The professional middle class can be a decisive electoral force. If it throws its support behind a certain political party – which it has done several times in the past – it could well tip the balance in an election. The newly formed Yesh Atid party won second place in the last election, largely on a domestic economic platform. It did not have a clear foreign and security policy agenda. Its decision to join a Likud-led coalition gave life to the current government. However, if it leaves the coalition, Israel will likely go to an early election – and there is a good chance that, if recession hits, this party will emerge as the big winner.
Third, Israeli politicians who have opposed territorial concessions in the past have always had a Palestinian ally. Their most convincing claim has been Palestinian refusal to sign offers presented to them. The argument that “there is no partner for peace on the Palestinian side” has been the most common tool in the Israeli public-relations toolbox. Palestinian violence against Israelis has given this claim a convincing ring even while Israel, through its aggressive settlement policy and human-rights violations, has actively contributed to reducing the chance of Palestinian accommodation.
Now, the relative calm in the occupied territories and a moderate Palestine Liberation Organization leadership make this claim sound empty and manipulative. Mahmoud Abbas is the most moderate Palestinian leader that the Israelis have faced. His recent statements suggest that Palestinians are willing to compromise in ways they were not willing or able to in the past.

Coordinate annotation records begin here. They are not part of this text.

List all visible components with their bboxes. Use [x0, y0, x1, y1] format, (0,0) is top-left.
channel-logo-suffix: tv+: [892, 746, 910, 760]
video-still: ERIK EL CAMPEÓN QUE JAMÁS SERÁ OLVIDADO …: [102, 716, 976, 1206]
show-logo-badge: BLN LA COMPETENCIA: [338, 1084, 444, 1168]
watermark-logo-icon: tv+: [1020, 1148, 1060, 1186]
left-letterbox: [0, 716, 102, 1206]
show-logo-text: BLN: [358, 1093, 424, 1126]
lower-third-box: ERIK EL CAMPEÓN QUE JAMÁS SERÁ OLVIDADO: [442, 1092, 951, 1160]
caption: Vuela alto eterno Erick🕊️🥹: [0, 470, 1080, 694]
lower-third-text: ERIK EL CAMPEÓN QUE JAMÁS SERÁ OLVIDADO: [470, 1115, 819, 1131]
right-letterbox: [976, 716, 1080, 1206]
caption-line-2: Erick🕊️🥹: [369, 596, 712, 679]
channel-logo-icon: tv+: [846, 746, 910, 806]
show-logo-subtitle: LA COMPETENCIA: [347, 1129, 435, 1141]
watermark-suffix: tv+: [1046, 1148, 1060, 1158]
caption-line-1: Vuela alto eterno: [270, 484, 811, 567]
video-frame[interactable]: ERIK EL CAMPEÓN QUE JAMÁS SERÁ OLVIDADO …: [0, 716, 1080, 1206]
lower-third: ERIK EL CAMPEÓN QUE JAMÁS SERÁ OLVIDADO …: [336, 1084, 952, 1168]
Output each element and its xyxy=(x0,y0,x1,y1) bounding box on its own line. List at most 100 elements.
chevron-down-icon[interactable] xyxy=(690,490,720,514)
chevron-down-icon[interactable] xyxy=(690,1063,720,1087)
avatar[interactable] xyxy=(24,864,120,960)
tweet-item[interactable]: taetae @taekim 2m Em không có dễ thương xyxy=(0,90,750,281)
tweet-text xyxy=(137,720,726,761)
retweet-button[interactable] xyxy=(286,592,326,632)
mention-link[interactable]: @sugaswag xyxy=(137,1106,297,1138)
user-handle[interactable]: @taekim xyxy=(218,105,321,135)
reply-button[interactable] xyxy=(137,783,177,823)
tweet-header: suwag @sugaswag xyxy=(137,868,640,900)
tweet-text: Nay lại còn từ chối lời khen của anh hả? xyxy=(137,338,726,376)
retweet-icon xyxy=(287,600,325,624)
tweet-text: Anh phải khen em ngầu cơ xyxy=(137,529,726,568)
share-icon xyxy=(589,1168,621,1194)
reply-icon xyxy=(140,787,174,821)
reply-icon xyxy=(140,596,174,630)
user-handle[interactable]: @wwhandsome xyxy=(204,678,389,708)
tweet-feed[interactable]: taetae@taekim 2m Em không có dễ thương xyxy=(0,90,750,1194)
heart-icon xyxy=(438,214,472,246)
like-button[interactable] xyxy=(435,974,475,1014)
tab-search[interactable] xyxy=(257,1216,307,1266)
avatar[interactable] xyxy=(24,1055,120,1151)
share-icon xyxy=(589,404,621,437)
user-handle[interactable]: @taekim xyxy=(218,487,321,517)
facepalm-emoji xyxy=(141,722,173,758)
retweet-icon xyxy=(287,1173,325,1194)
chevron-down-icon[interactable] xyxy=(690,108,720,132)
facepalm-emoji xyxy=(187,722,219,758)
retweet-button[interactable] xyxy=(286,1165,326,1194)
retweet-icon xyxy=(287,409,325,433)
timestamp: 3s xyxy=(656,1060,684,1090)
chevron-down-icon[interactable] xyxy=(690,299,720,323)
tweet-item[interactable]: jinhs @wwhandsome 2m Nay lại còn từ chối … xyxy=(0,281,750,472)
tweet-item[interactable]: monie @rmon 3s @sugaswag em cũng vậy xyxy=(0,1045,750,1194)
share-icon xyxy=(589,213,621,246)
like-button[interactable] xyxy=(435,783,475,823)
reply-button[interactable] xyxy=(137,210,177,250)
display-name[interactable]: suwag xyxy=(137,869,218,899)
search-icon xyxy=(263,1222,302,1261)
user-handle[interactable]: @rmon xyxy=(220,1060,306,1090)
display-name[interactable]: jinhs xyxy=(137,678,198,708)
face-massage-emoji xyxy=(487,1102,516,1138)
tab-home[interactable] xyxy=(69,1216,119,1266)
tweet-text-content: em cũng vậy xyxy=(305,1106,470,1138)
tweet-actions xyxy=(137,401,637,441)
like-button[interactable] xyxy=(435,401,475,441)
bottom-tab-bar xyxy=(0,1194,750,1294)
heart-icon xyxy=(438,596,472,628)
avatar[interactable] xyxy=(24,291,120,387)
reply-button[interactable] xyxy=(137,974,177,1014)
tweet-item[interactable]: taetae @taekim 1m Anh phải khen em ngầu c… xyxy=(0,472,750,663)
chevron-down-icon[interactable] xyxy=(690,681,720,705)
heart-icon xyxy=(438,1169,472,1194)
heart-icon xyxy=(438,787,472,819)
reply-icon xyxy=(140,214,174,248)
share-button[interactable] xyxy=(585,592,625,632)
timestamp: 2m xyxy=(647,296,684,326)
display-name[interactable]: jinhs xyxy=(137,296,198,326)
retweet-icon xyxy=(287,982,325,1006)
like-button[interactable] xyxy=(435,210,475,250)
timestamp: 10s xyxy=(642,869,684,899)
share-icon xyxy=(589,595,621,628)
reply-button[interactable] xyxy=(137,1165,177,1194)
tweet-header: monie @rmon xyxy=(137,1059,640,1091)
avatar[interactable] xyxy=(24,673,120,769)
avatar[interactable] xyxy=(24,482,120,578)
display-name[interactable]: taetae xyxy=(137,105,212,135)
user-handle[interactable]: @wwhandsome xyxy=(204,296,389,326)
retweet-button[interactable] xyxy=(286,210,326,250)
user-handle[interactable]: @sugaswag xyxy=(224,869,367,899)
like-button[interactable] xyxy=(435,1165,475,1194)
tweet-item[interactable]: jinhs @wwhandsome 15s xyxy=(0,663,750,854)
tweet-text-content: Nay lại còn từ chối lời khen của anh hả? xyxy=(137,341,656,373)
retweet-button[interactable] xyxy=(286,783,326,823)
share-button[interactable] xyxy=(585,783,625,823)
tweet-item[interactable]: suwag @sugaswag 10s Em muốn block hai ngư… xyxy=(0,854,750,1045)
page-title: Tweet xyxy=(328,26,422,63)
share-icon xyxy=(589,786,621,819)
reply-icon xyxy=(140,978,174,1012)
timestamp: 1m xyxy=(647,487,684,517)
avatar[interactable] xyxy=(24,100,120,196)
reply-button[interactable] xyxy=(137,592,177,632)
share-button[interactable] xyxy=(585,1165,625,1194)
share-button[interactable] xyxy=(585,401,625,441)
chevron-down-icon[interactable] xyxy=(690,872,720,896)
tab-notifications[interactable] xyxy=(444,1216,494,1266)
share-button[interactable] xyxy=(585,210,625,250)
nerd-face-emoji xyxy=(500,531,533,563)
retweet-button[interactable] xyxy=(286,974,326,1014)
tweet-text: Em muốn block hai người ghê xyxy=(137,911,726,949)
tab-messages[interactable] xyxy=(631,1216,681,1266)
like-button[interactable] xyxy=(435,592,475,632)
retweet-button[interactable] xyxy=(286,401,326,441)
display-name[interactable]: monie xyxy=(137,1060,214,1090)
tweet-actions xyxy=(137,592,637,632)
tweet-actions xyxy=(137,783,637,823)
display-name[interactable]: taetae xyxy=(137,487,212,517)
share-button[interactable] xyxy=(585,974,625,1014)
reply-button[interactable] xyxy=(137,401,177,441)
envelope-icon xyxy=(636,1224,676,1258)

Not surprisingly, the Israelis have raised the bar by requiring that the Palestinians recognize Israel as a Jewish state. The Israelis are also concerned that the Palestinians will turn to a new, non-violent resistance strategy. If this non-violent intifada is met by Israeli violence, it will cause steep erosion in international support for Israel’s policies – erosion that may well be accompanied by practical sanctions.
Recent statements by Israeli Prime Minister Benjamin Netanyahu suggest that he is increasingly aware of the fundamental dilemma that Israel is bound to face: If it holds on to the occupied territories, it will be forced to choose between being a Jewish but non-democratic state and being a democratic state but seeing the Jews become a minority in their own land. It is unclear whether this dilemma is a pressing concern for the current government, but the fact that Netanyahu brought it up is quite significant.
Can Israel respond positively to Kerry’s plan? The Israelis will wait for the Palestinian response before they commit. If the Palestinians accept the plan (probably with reservations), it will be difficult for the Israeli government to reject it outright. This could result in a shakeup of the government. The extreme right-wing Yisrael Beiteinu party would likely leave the coalition. However, the government could survive by aligning with the Israeli Labor Party and/or the Shas religious party.
The Israelis are still hoping that the Palestinians will reject some of the key elements of the plan, making it easier for them to do the same. The idea here is to accept the plan in principle, but bury it in practice. The litmus test for the Obama administration is to prevent that from happening.
Zeev Maoz is the Founding President of the Israeli Association of International Studies and a former Director of the national security program at the National Defense College of the Israeli Defense Forces. He is currently Distinguished Professor in the Department of Political Science at the University of California, Davis.